Hey, even if it is...it works!! I don't read papers or magazines. I limit my news time to 1 hour a day...SOME days. I don't read the news on the computer. I can't do anything about most of the stuff that's going on anyhow sssooo.....Oh, & I REFUSE to fly. If I can't drive or walk there I'm not going. Now as for my kids. I pretty much try to give it to God. After all, there's not much I can do about that either.

 
At 5:17 AM , Anonymous Anonymous said...

I can totally relate.

My daughter went on a church trip a couple of years ago.
They flew to South dakota (we are in NC).
She had never flown before.

I'm telling you, I sat here and refreshed the airline website a hundred and one times to see exactly when she took off and landed. I also had on CNN "just incase" something happened.
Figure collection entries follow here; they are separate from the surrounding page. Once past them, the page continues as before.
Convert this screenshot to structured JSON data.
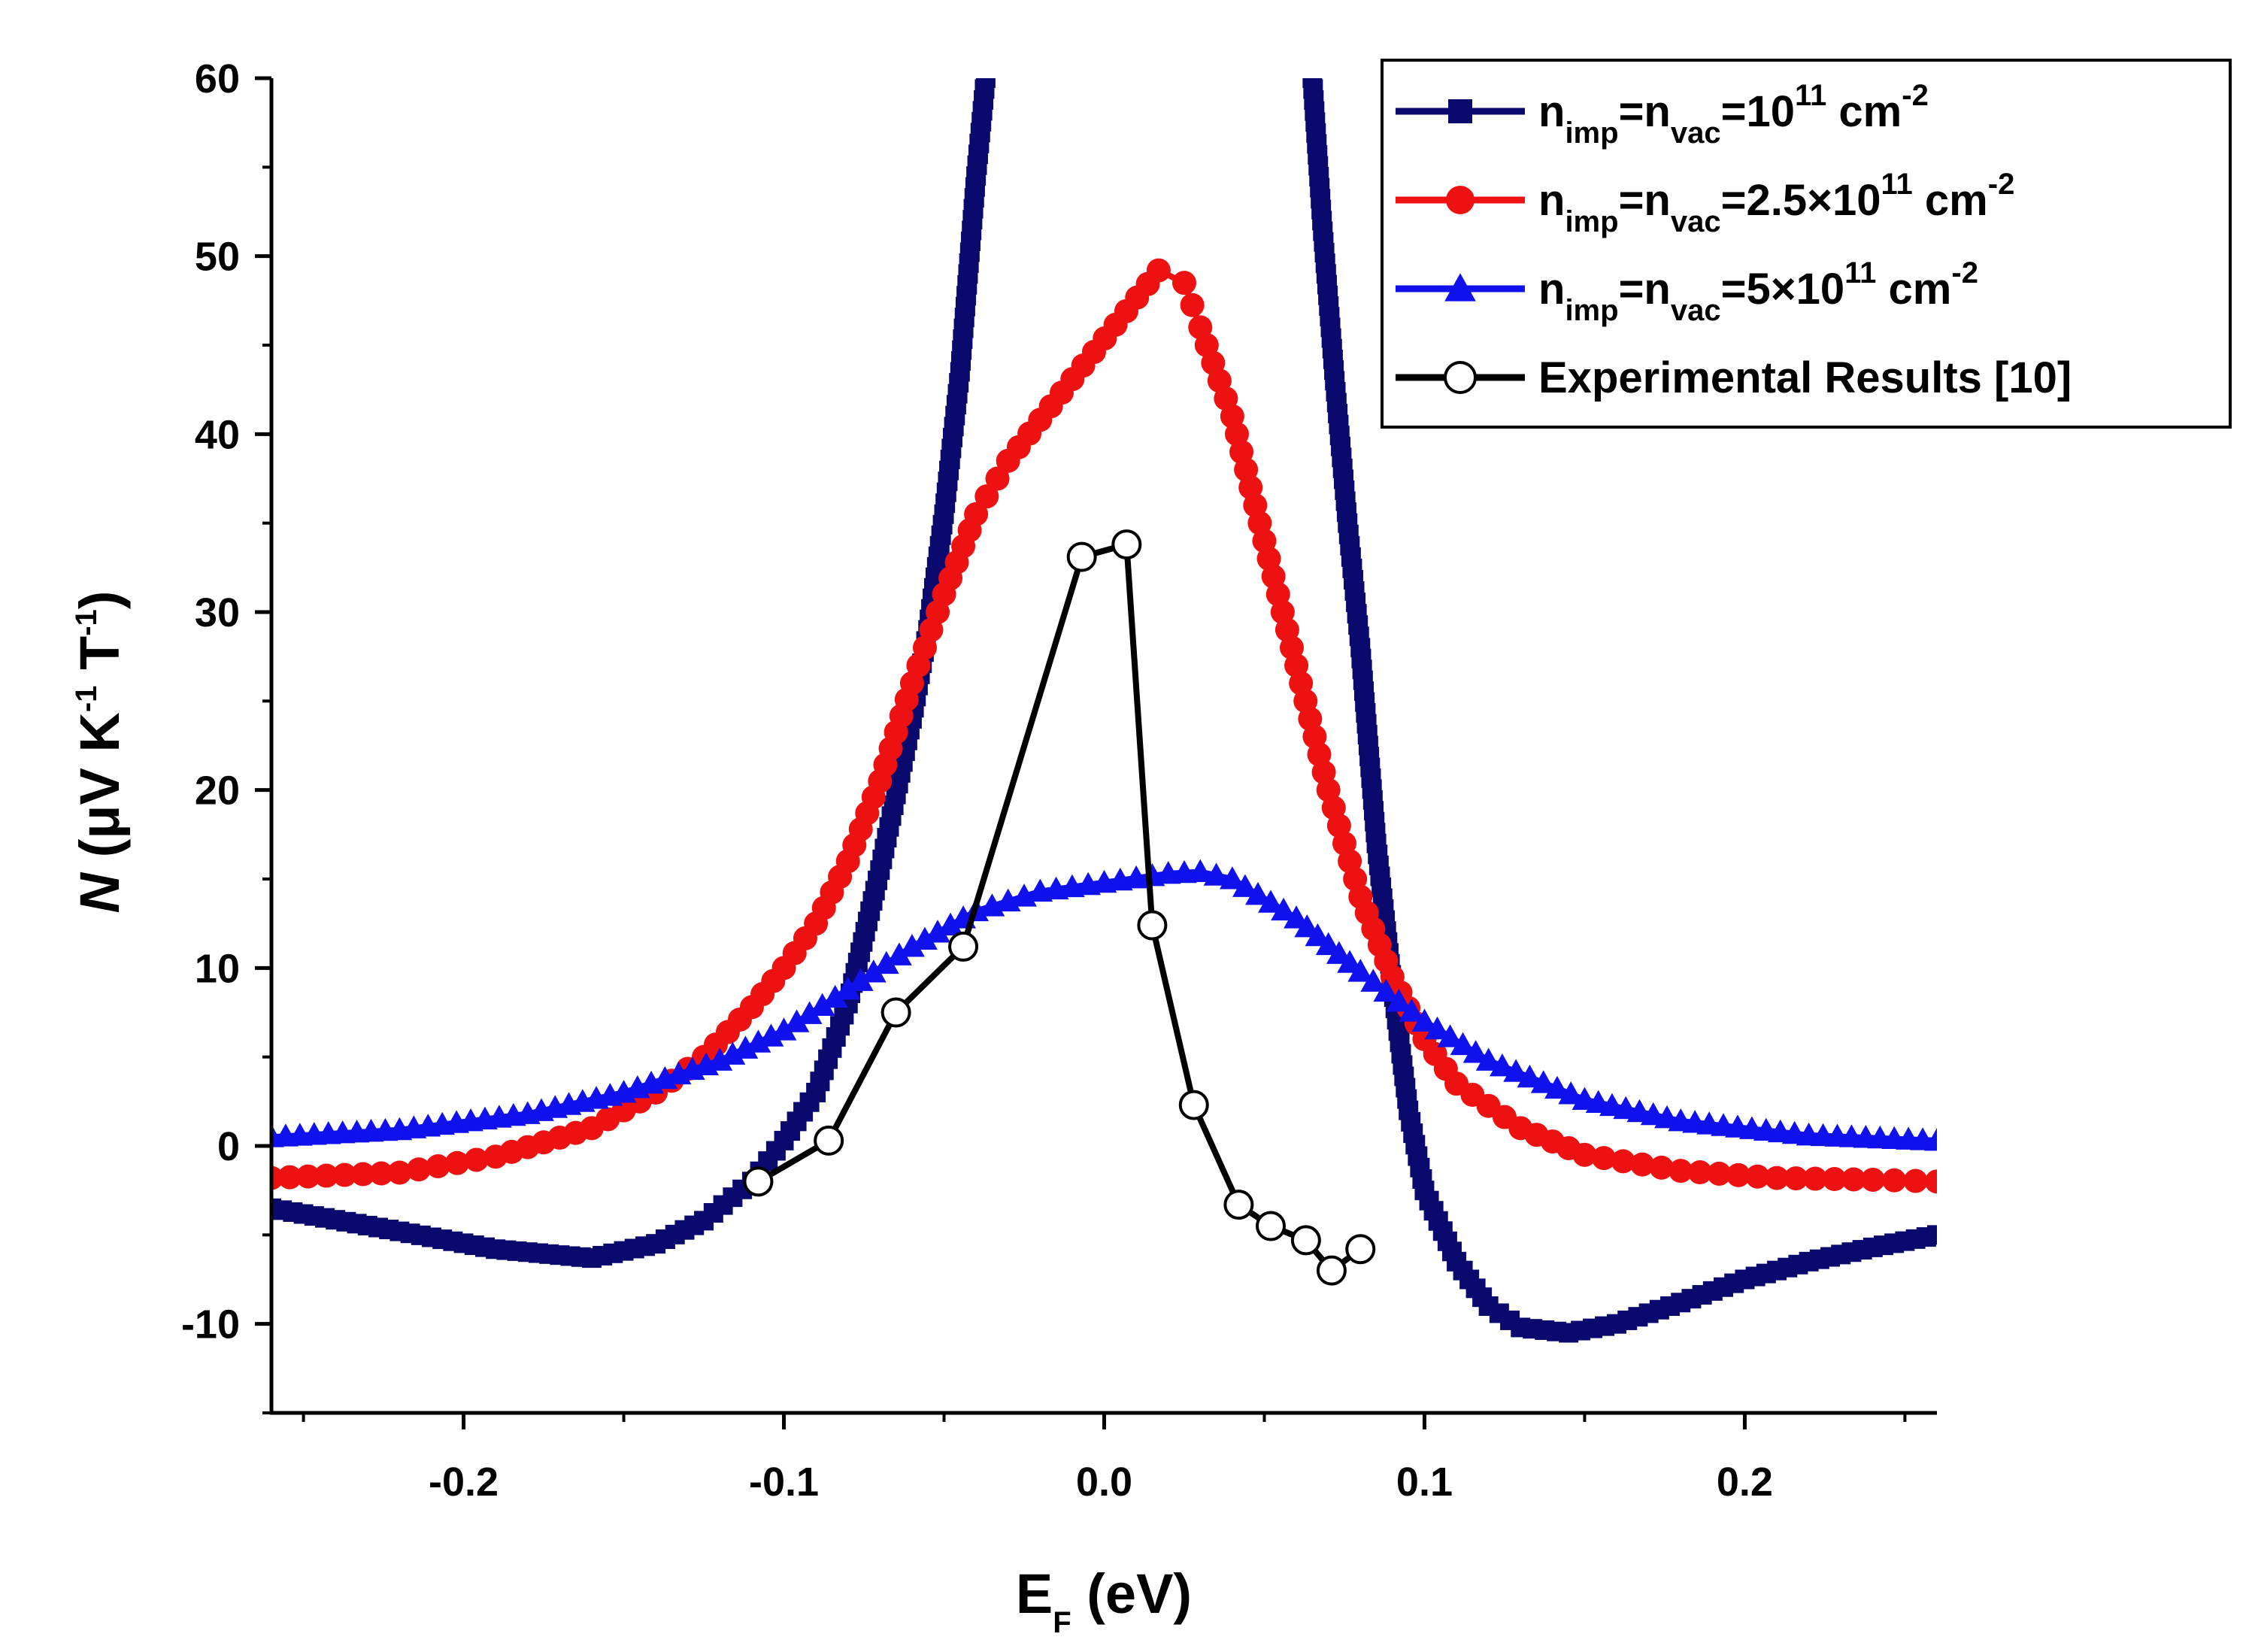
{
  "chart_data": {
    "type": "line",
    "title": "",
    "xlabel": {
      "main": "E",
      "sub": "F",
      "rest": " (eV)"
    },
    "ylabel": {
      "italic": "N",
      "text": " (μV K",
      "sup1": "-1",
      "mid": " T",
      "sup2": "-1",
      "close": ")"
    },
    "xlim": [
      -0.26,
      0.26
    ],
    "ylim": [
      -15,
      60
    ],
    "xticks": [
      -0.2,
      -0.1,
      0.0,
      0.1,
      0.2
    ],
    "xtick_labels": [
      "-0.2",
      "-0.1",
      "0.0",
      "0.1",
      "0.2"
    ],
    "yticks": [
      -10,
      0,
      10,
      20,
      30,
      40,
      50,
      60
    ],
    "ytick_labels": [
      "-10",
      "0",
      "10",
      "20",
      "30",
      "40",
      "50",
      "60"
    ],
    "grid": false,
    "legend_position": "top-right",
    "series": [
      {
        "name": "n_imp=n_vac=10^11 cm^-2",
        "legend": {
          "a": "n",
          "s1": "imp",
          "b": "=n",
          "s2": "vac",
          "c": "=10",
          "sup": "11",
          "d": " cm",
          "sup2": "-2"
        },
        "color": "#0a0a6e",
        "marker": "square",
        "branches": [
          {
            "x": [
              -0.26,
              -0.22,
              -0.19,
              -0.16,
              -0.14,
              -0.125,
              -0.11,
              -0.1,
              -0.09,
              -0.08,
              -0.07,
              -0.06,
              -0.055,
              -0.05,
              -0.045,
              -0.04,
              -0.037
            ],
            "y": [
              -3.5,
              -4.8,
              -5.8,
              -6.3,
              -5.5,
              -4.2,
              -2.0,
              0.3,
              3.0,
              8.0,
              15.5,
              24.0,
              29.0,
              35.5,
              43.5,
              54.5,
              60
            ]
          },
          {
            "x": [
              0.065,
              0.068,
              0.072,
              0.076,
              0.08,
              0.085,
              0.09,
              0.095,
              0.1,
              0.11,
              0.12,
              0.13,
              0.145,
              0.16,
              0.18,
              0.2,
              0.22,
              0.24,
              0.26
            ],
            "y": [
              60,
              52.0,
              43.0,
              35.0,
              28.0,
              17.0,
              9.0,
              2.0,
              -2.5,
              -6.5,
              -9.0,
              -10.2,
              -10.5,
              -10.0,
              -8.8,
              -7.5,
              -6.5,
              -5.7,
              -5.0
            ]
          }
        ]
      },
      {
        "name": "n_imp=n_vac=2.5×10^11 cm^-2",
        "legend": {
          "a": "n",
          "s1": "imp",
          "b": "=n",
          "s2": "vac",
          "c": "=2.5×10",
          "sup": "11",
          "d": " cm",
          "sup2": "-2"
        },
        "color": "#ee1111",
        "marker": "circle",
        "branches": [
          {
            "x": [
              -0.26,
              -0.22,
              -0.19,
              -0.16,
              -0.14,
              -0.125,
              -0.11,
              -0.1,
              -0.09,
              -0.08,
              -0.07,
              -0.06,
              -0.05,
              -0.04,
              -0.03,
              -0.02,
              0.017,
              0.025,
              0.03,
              0.04,
              0.05,
              0.06,
              0.07,
              0.08,
              0.09,
              0.1,
              0.11,
              0.13,
              0.15,
              0.18,
              0.21,
              0.24,
              0.26
            ],
            "y": [
              -1.8,
              -1.5,
              -0.6,
              1.0,
              3.0,
              5.0,
              7.8,
              10.0,
              12.5,
              16.0,
              20.5,
              26.0,
              31.0,
              35.5,
              38.5,
              40.8,
              49.2,
              48.5,
              46.0,
              41.0,
              34.0,
              27.0,
              20.0,
              14.0,
              9.5,
              6.0,
              3.5,
              1.0,
              -0.5,
              -1.4,
              -1.8,
              -1.9,
              -2.0
            ]
          }
        ]
      },
      {
        "name": "n_imp=n_vac=5×10^11 cm^-2",
        "legend": {
          "a": "n",
          "s1": "imp",
          "b": "=n",
          "s2": "vac",
          "c": "=5×10",
          "sup": "11",
          "d": " cm",
          "sup2": "-2"
        },
        "color": "#1111ee",
        "marker": "triangle",
        "branches": [
          {
            "x": [
              -0.26,
              -0.22,
              -0.18,
              -0.15,
              -0.12,
              -0.1,
              -0.08,
              -0.06,
              -0.04,
              -0.02,
              0.0,
              0.02,
              0.03,
              0.04,
              0.06,
              0.08,
              0.1,
              0.12,
              0.15,
              0.18,
              0.22,
              0.26
            ],
            "y": [
              0.5,
              0.9,
              1.8,
              3.0,
              4.8,
              6.5,
              8.8,
              11.2,
              13.2,
              14.3,
              14.8,
              15.3,
              15.4,
              15.0,
              12.8,
              9.8,
              7.0,
              4.8,
              2.6,
              1.4,
              0.6,
              0.3
            ]
          }
        ]
      },
      {
        "name": "Experimental Results [10]",
        "legend": {
          "a": "Experimental Results [10]"
        },
        "color": "#000000",
        "marker": "open-circle",
        "branches": [
          {
            "x": [
              -0.108,
              -0.086,
              -0.065,
              -0.044,
              -0.007,
              0.007,
              0.015,
              0.028,
              0.042,
              0.052,
              0.063,
              0.071,
              0.08
            ],
            "y": [
              -2.0,
              0.3,
              7.5,
              11.2,
              33.1,
              33.8,
              12.4,
              2.3,
              -3.3,
              -4.5,
              -5.3,
              -7.0,
              -5.8
            ]
          }
        ]
      }
    ]
  }
}
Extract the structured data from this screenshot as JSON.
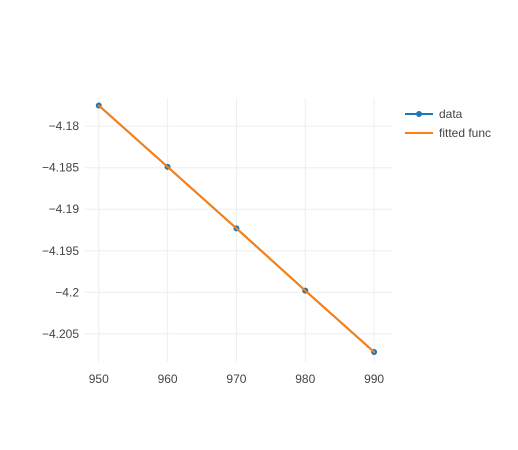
{
  "chart_data": {
    "type": "line",
    "grid": true,
    "legend_position": "top-right",
    "xlim": [
      948,
      992.6
    ],
    "ylim": [
      -4.2084,
      -4.1766
    ],
    "x_ticks": [
      950,
      960,
      970,
      980,
      990
    ],
    "x_tick_labels": [
      "950",
      "960",
      "970",
      "980",
      "990"
    ],
    "y_ticks": [
      -4.18,
      -4.185,
      -4.19,
      -4.195,
      -4.2,
      -4.205
    ],
    "y_tick_labels": [
      "−4.18",
      "−4.185",
      "−4.19",
      "−4.195",
      "−4.2",
      "−4.205"
    ],
    "series": [
      {
        "name": "data",
        "mode": "lines+markers",
        "color": "#1f77b4",
        "x": [
          950,
          960,
          970,
          980,
          990
        ],
        "y": [
          -4.1775,
          -4.1849,
          -4.1923,
          -4.1998,
          -4.2072
        ]
      },
      {
        "name": "fitted func",
        "mode": "lines",
        "color": "#ff7f0e",
        "x": [
          950,
          960,
          970,
          980,
          990
        ],
        "y": [
          -4.1775,
          -4.1849,
          -4.1923,
          -4.1998,
          -4.2072
        ]
      }
    ]
  }
}
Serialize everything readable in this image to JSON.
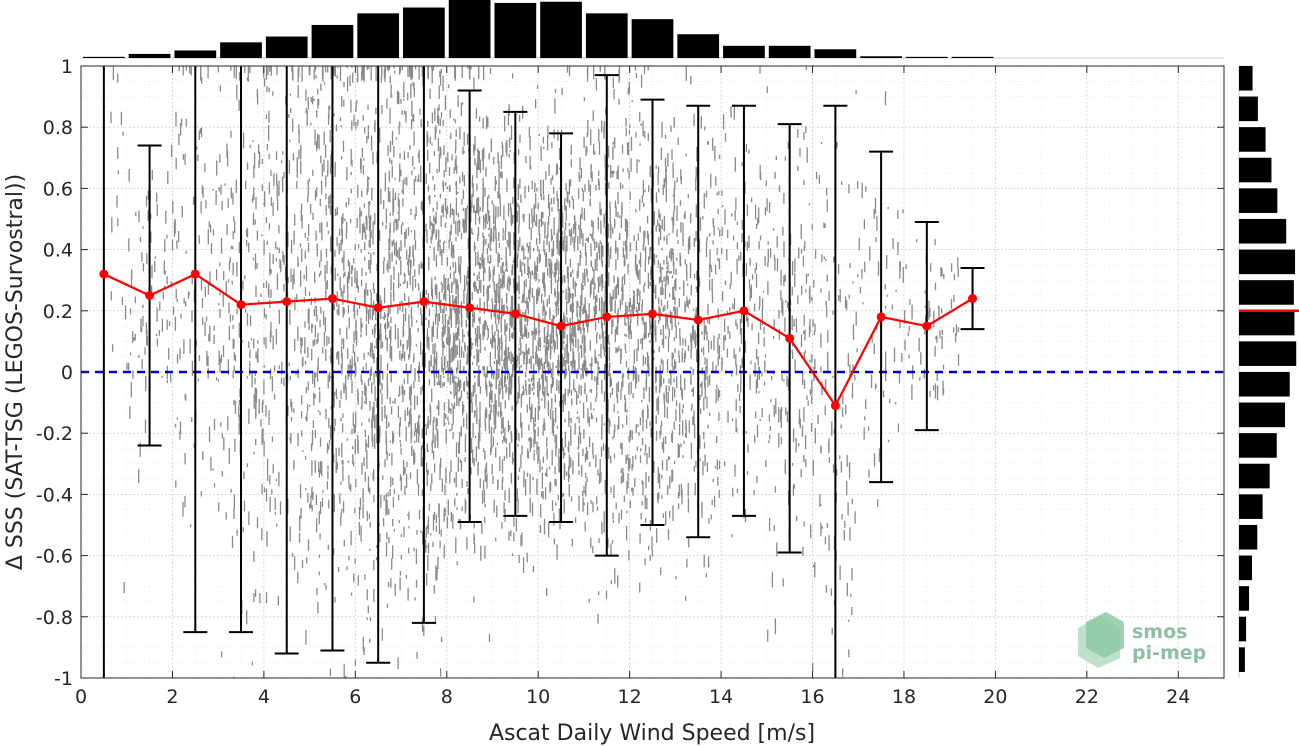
{
  "chart_data": {
    "type": "scatter",
    "xlabel": "Ascat Daily Wind Speed [m/s]",
    "ylabel": "Δ SSS (SAT-TSG (LEGOS-Survostral))",
    "xlim": [
      0,
      25
    ],
    "ylim": [
      -1,
      1
    ],
    "x_ticks": [
      0,
      2,
      4,
      6,
      8,
      10,
      12,
      14,
      16,
      18,
      20,
      22,
      24
    ],
    "y_ticks": [
      -1,
      -0.8,
      -0.6,
      -0.4,
      -0.2,
      0,
      0.2,
      0.4,
      0.6,
      0.8,
      1
    ],
    "grid": true,
    "reference_line": {
      "y": 0,
      "color": "#0000cc",
      "style": "dashed"
    },
    "mean_series": {
      "color": "#ff0000",
      "x": [
        0.5,
        1.5,
        2.5,
        3.5,
        4.5,
        5.5,
        6.5,
        7.5,
        8.5,
        9.5,
        10.5,
        11.5,
        12.5,
        13.5,
        14.5,
        15.5,
        16.5,
        17.5,
        18.5,
        19.5
      ],
      "y": [
        0.32,
        0.25,
        0.32,
        0.22,
        0.23,
        0.24,
        0.21,
        0.23,
        0.21,
        0.19,
        0.15,
        0.18,
        0.19,
        0.17,
        0.2,
        0.11,
        -0.11,
        0.18,
        0.15,
        0.24
      ]
    },
    "error_bars": {
      "color": "#000000",
      "upper": [
        1.0,
        0.74,
        1.0,
        1.0,
        1.0,
        1.0,
        1.0,
        1.0,
        0.92,
        0.85,
        0.78,
        0.97,
        0.89,
        0.87,
        0.87,
        0.81,
        0.87,
        0.72,
        0.49,
        0.34
      ],
      "lower": [
        -1.0,
        -0.24,
        -0.85,
        -0.85,
        -0.92,
        -0.91,
        -0.95,
        -0.82,
        -0.49,
        -0.47,
        -0.49,
        -0.6,
        -0.5,
        -0.54,
        -0.47,
        -0.59,
        -1.0,
        -0.36,
        -0.19,
        0.14
      ]
    },
    "scatter_cloud": {
      "color": "#8a8a8a",
      "x_range": [
        0.6,
        19.2
      ],
      "y_range": [
        -1,
        1
      ]
    },
    "top_histogram": {
      "color": "#000000",
      "bin_centers": [
        0.5,
        1.5,
        2.5,
        3.5,
        4.5,
        5.5,
        6.5,
        7.5,
        8.5,
        9.5,
        10.5,
        11.5,
        12.5,
        13.5,
        14.5,
        15.5,
        16.5,
        17.5,
        18.5,
        19.5
      ],
      "counts": [
        0.02,
        0.07,
        0.13,
        0.27,
        0.37,
        0.57,
        0.77,
        0.87,
        1.0,
        0.95,
        0.97,
        0.77,
        0.67,
        0.41,
        0.21,
        0.21,
        0.15,
        0.03,
        0.02,
        0.02
      ]
    },
    "right_histogram": {
      "color": "#000000",
      "marker_color": "#ff0000",
      "marker_y": 0.2,
      "bin_centers": [
        0.96,
        0.86,
        0.76,
        0.66,
        0.56,
        0.46,
        0.36,
        0.26,
        0.16,
        0.06,
        -0.04,
        -0.14,
        -0.24,
        -0.34,
        -0.44,
        -0.54,
        -0.64,
        -0.74,
        -0.84,
        -0.94
      ],
      "counts": [
        0.23,
        0.32,
        0.45,
        0.55,
        0.65,
        0.8,
        0.95,
        0.93,
        0.94,
        0.97,
        0.86,
        0.78,
        0.64,
        0.52,
        0.4,
        0.31,
        0.22,
        0.17,
        0.12,
        0.1
      ]
    }
  },
  "logo": {
    "line1": "smos",
    "line2": "pi-mep"
  }
}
So know that you are "normal".

I also remember when my youngest was a few weeks old I refused to take her anywhere...That was the year of the flu vaccine shortage and epidemic scare. (2 years ago)

Also, you should see me at Target fussing at my kids to STAY BESIDE ME!
lol

 
At 11:29 AM , Blogger Marisa said...

I'm the same way and I DON'T have kids! I avoid the news like the plague b/c it just makes me feel cynical. I watch a story about child abuse and wonder if it's going to be my next case...

 
At 11:33 PM , Blogger carmilevy said...

It's OK to worry. It means you care.